Melina Laboucan-Massimo, a climate and energy campaigner with Greenpeace Canada who is from Alberta said, “The Keystone pipeline is an act of aggression to the plants, wildlife and people who live in its path. We are proud to add our voice to the hundreds of brave activists who have peacefully opposed this destructive project over the past several days.”
Two weeks of protests in Washington, DC will end on September 3rd before transitioning to Ottawa for a one-day event endorsed by the Council of Canadians, Indigenous Environmental Network and Greenpeace Canada on September 26th. People across Canada have been invited to participate by signing on to the civil disobedience protest at ottawaaction.ca.
Letter to Canadian ambassador Gary Doer
Dear Gary Doer, Ambassador of Canada to the United States,
As environmental and social justice groups from Canada, we’ve journeyed to Washington to help our American counterparts in their two weeks of civil disobedience aimed at persuading President Obama to deny a permit for the proposed Keystone XL pipeline.
We also feel the need to speak to our own government, loudly and clearly. It’s shameful for Canada to be pushing tar sands development when the planet’s premier climate scientists have spoken out firmly to say it presents a certain danger to the earth’s atmosphere. James Hansen of NASA put it this way: burning substantial quantities of tar sands oil would mean it was “essentially game over for the climate.”
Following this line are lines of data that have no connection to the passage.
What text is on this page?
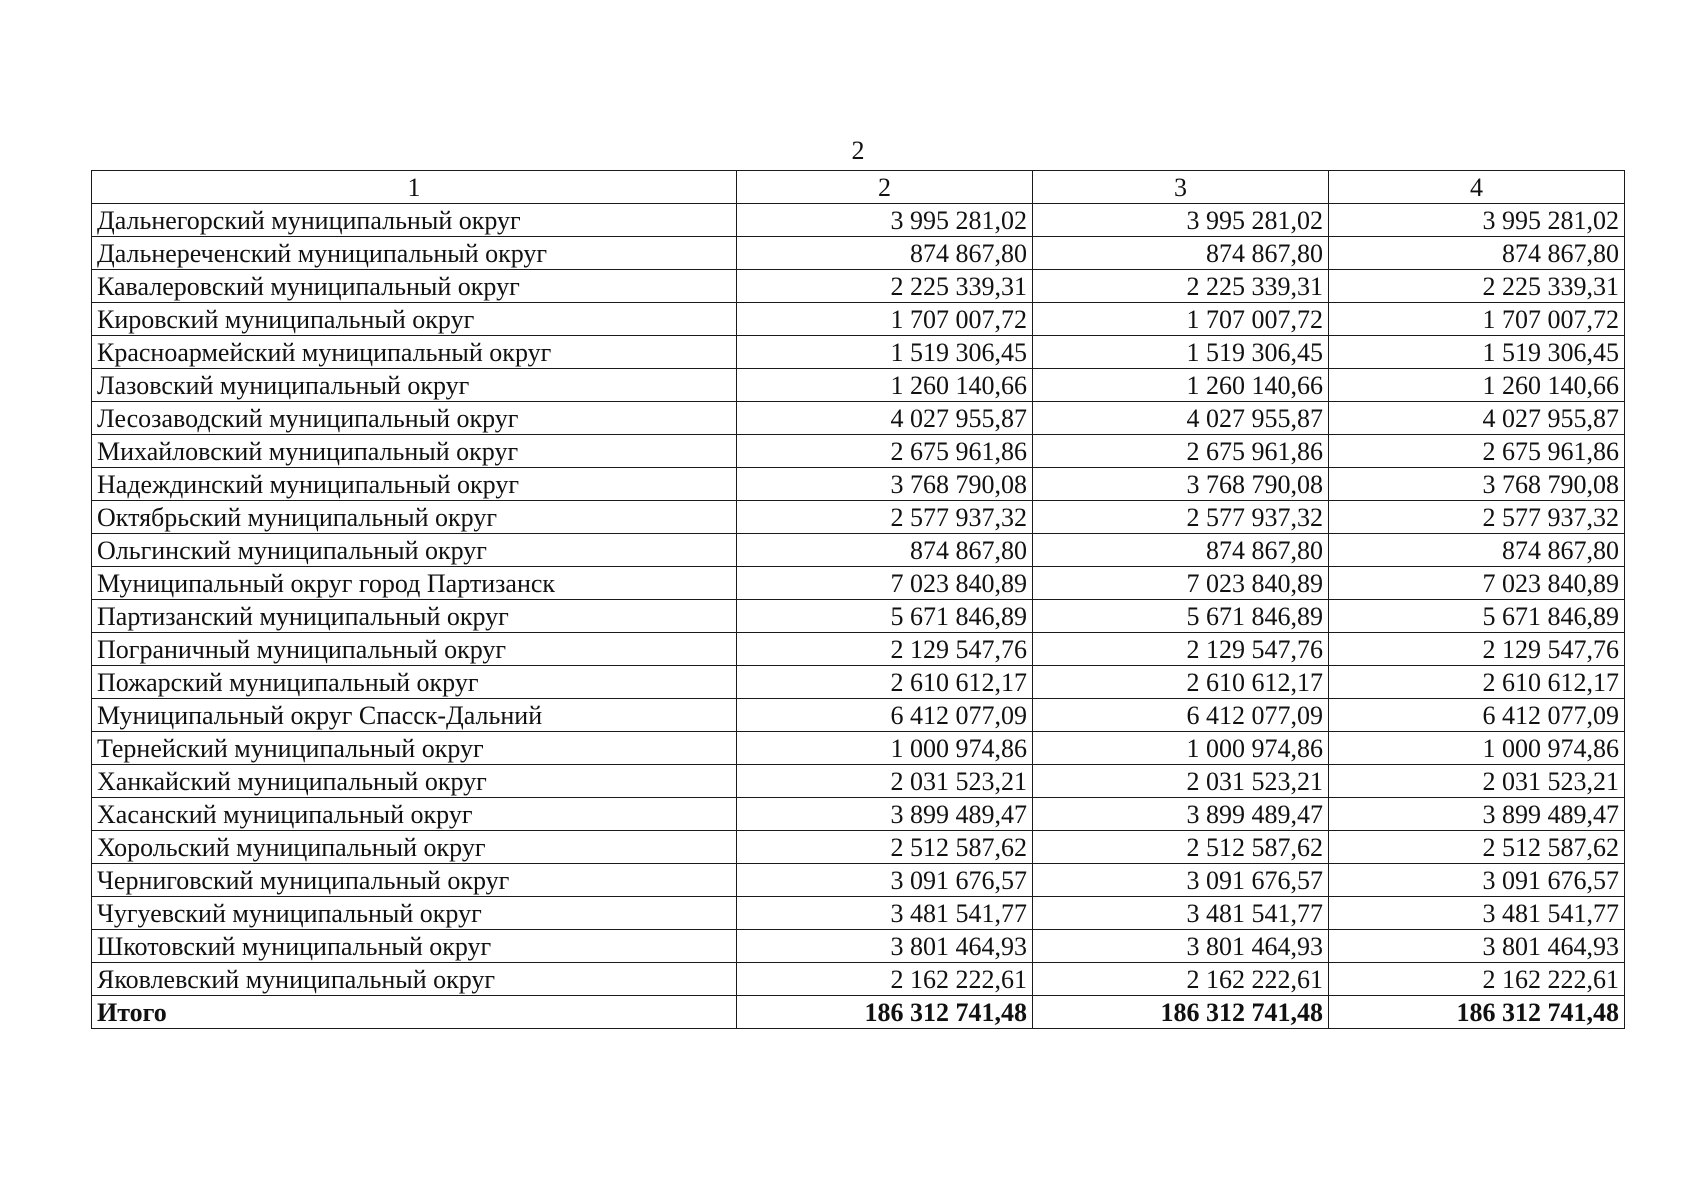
2
1	2	3	4
Дальнегорский муниципальный округ	3 995 281,02	3 995 281,02	3 995 281,02
Дальнереченский муниципальный округ	874 867,80	874 867,80	874 867,80
Кавалеровский муниципальный округ	2 225 339,31	2 225 339,31	2 225 339,31
Кировский муниципальный округ	1 707 007,72	1 707 007,72	1 707 007,72
Красноармейский муниципальный округ	1 519 306,45	1 519 306,45	1 519 306,45
Лазовский муниципальный округ	1 260 140,66	1 260 140,66	1 260 140,66
Лесозаводский муниципальный округ	4 027 955,87	4 027 955,87	4 027 955,87
Михайловский муниципальный округ	2 675 961,86	2 675 961,86	2 675 961,86
Надеждинский муниципальный округ	3 768 790,08	3 768 790,08	3 768 790,08
Октябрьский муниципальный округ	2 577 937,32	2 577 937,32	2 577 937,32
Ольгинский муниципальный округ	874 867,80	874 867,80	874 867,80
Муниципальный округ город Партизанск	7 023 840,89	7 023 840,89	7 023 840,89
Партизанский муниципальный округ	5 671 846,89	5 671 846,89	5 671 846,89
Пограничный муниципальный округ	2 129 547,76	2 129 547,76	2 129 547,76
Пожарский муниципальный округ	2 610 612,17	2 610 612,17	2 610 612,17
Муниципальный округ Спасск-Дальний	6 412 077,09	6 412 077,09	6 412 077,09
Тернейский муниципальный округ	1 000 974,86	1 000 974,86	1 000 974,86
Ханкайский муниципальный округ	2 031 523,21	2 031 523,21	2 031 523,21
Хасанский муниципальный округ	3 899 489,47	3 899 489,47	3 899 489,47
Хорольский муниципальный округ	2 512 587,62	2 512 587,62	2 512 587,62
Черниговский муниципальный округ	3 091 676,57	3 091 676,57	3 091 676,57
Чугуевский муниципальный округ	3 481 541,77	3 481 541,77	3 481 541,77
Шкотовский муниципальный округ	3 801 464,93	3 801 464,93	3 801 464,93
Яковлевский муниципальный округ	2 162 222,61	2 162 222,61	2 162 222,61
Итого	186 312 741,48	186 312 741,48	186 312 741,48
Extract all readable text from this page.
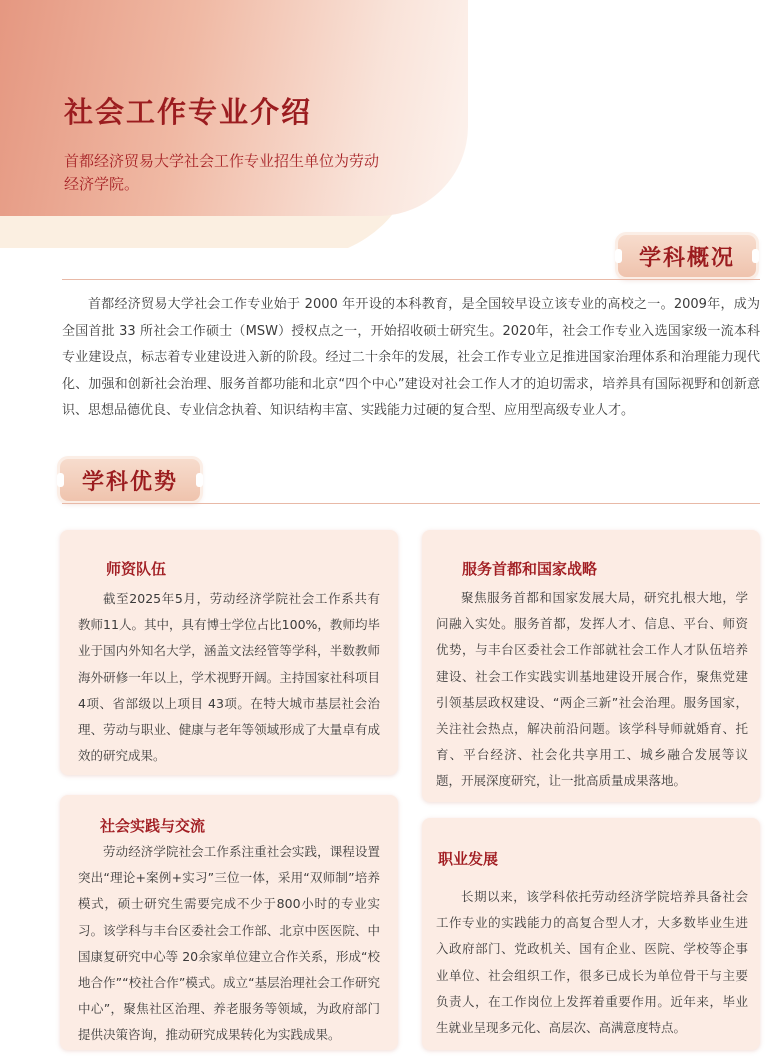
社会工作专业介绍
首都经济贸易大学社会工作专业招生单位为劳动经济学院。
学科概况

首都经济贸易大学社会工作专业始于 2000 年开设的本科教育，是全国较早设立该专业的高校之一。2009年，成为全国首批 33 所社会工作硕士（MSW）授权点之一，开始招收硕士研究生。2020年，社会工作专业入选国家级一流本科专业建设点，标志着专业建设进入新的阶段。经过二十余年的发展，社会工作专业立足推进国家治理体系和治理能力现代化、加强和创新社会治理、服务首都功能和北京“四个中心”建设对社会工作人才的迫切需求，培养具有国际视野和创新意识、思想品德优良、专业信念执着、知识结构丰富、实践能力过硬的复合型、应用型高级专业人才。

学科优势
师资队伍

截至2025年5月，劳动经济学院社会工作系共有教师11人。其中，具有博士学位占比100%，教师均毕业于国内外知名大学，涵盖文法经管等学科，半数教师海外研修一年以上，学术视野开阔。主持国家社科项目4项、省部级以上项目 43项。在特大城市基层社会治理、劳动与职业、健康与老年等领域形成了大量卓有成效的研究成果。

服务首都和国家战略

聚焦服务首都和国家发展大局，研究扎根大地，学问融入实处。服务首都，发挥人才、信息、平台、师资优势，与丰台区委社会工作部就社会工作人才队伍培养建设、社会工作实践实训基地建设开展合作，聚焦党建引领基层政权建设、“两企三新”社会治理。服务国家，关注社会热点，解决前沿问题。该学科导师就婚育、托育、平台经济、社会化共享用工、城乡融合发展等议题，开展深度研究，让一批高质量成果落地。

社会实践与交流

劳动经济学院社会工作系注重社会实践，课程设置突出“理论+案例+实习”三位一体，采用“双师制”培养模式，硕士研究生需要完成不少于800小时的专业实习。该学科与丰台区委社会工作部、北京中医医院、中国康复研究中心等 20余家单位建立合作关系，形成“校地合作”“校社合作”模式。成立“基层治理社会工作研究中心”，聚焦社区治理、养老服务等领域，为政府部门提供决策咨询，推动研究成果转化为实践成果。

职业发展

长期以来，该学科依托劳动经济学院培养具备社会工作专业的实践能力的高复合型人才，大多数毕业生进入政府部门、党政机关、国有企业、医院、学校等企事业单位、社会组织工作，很多已成长为单位骨干与主要负责人，在工作岗位上发挥着重要作用。近年来，毕业生就业呈现多元化、高层次、高满意度特点。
Tar sands production is also responsible for both the depletion and contamination of water in Alberta. Four billion litres of contaminated water are released into Alberta’s groundwater and natural ecosystems every year. Toxins connected to tar sands production have been found as far downstream as the Athabasca delta, one of the largest freshwater deltas in the world. Scientists and communities living in the area have documented mutations in fish downstream from the tar sands. Indigenous communities have experienced increased health problems which may be linked to contaminated food and water sources.
We can’t let the tar sands be Canada’s greatest legacy of the 21st century. Canada possesses the resources and technologies to secure a future that will help, not harm, the planet. The devastation already visited by tar sands development should be proof enough of what a shortsighted plan it is.
Around the world, other nations have begun to rise to the environmental challenge. Brazil, for instance, is far poorer than Canada, and yet its citizens have put a high priority on protecting the rainforest. Canada’s traditional role in world affairs is as a mediator, a conciliator. That proud past doesn’t give us the right to endanger the earth’s future.
Communities living along the path of the proposed Keystone XL pipeline have raised strong concerns about threats to their air, water and land. The pipeline will cross the Ogallala aquifer, one of the most important reserves of freshwater in the world. Given TransCanada’s track record of pipeline failures, Canada must take responsibility for preventing further ecological damage.
We respectfully ask the Canadian government to cease lobbying for the Keystone XL Pipeline and instead turn efforts to addressing the serious social and environmental impacts of the tar sands.